Espíritu: justicia, libertad, amor

Domingo 6º de Pascua

10 de mayo de 2026

Primera lectura. Hechos de los Apóstoles 8,5-8.14-17: [Los apóstoles] bajaron allí y oraron por ellos para que recibieran Espíritu Santo, porque no había bajado aún sobre ninguno de ellos … Entonces les fueron imponiendo las manos, y recibían Espíritu Santo.

Salmo 65,1-3a.4-7a.16.20: Venid a ver las obras de Dios, sus formidables proezas en favor de los hombres.

Segunda lectura. 1ª Pedro 3,15-18: En vuestro corazón reconoced al Mesías como a Señor, dispuestos siempre a dar razón de vuestra esperanza a todo el que os pida una explicación, pero con buenos modos y respeto y teniendo la conciencia limpia.

                                             Evangelio: Juan 14,15-21

         15Si me amáis, cumpliréis los mandamientos míos; 16yo, a mi vez, le rogaré al Padre y os dará otro valedor que esté siempre con vosotros, 17el Espíritu de la verdad, el que el mundo no puede recibir porque no lo percibe ni lo reconoce. Vosotros lo reconocéis, porque vive con vosotros y además estará con vosotros.

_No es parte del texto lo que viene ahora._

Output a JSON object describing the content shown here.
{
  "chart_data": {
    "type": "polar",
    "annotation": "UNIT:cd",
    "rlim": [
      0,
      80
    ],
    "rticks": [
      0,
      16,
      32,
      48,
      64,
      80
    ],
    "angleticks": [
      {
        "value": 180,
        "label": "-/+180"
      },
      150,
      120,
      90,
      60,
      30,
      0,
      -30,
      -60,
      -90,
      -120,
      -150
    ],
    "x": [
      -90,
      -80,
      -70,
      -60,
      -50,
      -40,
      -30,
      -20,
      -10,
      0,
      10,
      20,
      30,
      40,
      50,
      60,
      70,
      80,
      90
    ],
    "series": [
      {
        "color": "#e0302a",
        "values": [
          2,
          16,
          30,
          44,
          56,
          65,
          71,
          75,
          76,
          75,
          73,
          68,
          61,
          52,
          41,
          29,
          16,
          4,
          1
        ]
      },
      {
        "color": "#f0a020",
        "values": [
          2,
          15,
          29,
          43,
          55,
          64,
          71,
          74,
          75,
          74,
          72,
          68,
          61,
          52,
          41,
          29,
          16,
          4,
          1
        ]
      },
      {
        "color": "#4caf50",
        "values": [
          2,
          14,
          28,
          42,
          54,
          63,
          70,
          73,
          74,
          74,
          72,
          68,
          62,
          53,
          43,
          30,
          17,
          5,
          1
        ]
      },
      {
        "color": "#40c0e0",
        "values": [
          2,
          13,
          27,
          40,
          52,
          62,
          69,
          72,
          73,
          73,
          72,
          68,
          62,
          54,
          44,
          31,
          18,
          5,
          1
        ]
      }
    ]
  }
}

         18No os voy a dejar desamparados, volveré con vosotros. 19Dentro de poco, el mundo dejará de verme; vosotros, en cambio, me veréis, porque de la vida que yo tengo viviréis también vosotros. 20Aquel día experimentaréis que yo estoy identificado con mi Padre, vosotros conmigo y yo con vosotros.

         21El que ha hecho suyos mis mandamientos y los cumple, ése es el que me ama; y al que me ama mi Padre le demostrará su amor y yo también se lo demostraré manifestándole mi persona.

El texto y un breve comentario de cada una de las lecturas de este domingo se podrán encontrar pulsando más arriba, en los enlaces correspondientes.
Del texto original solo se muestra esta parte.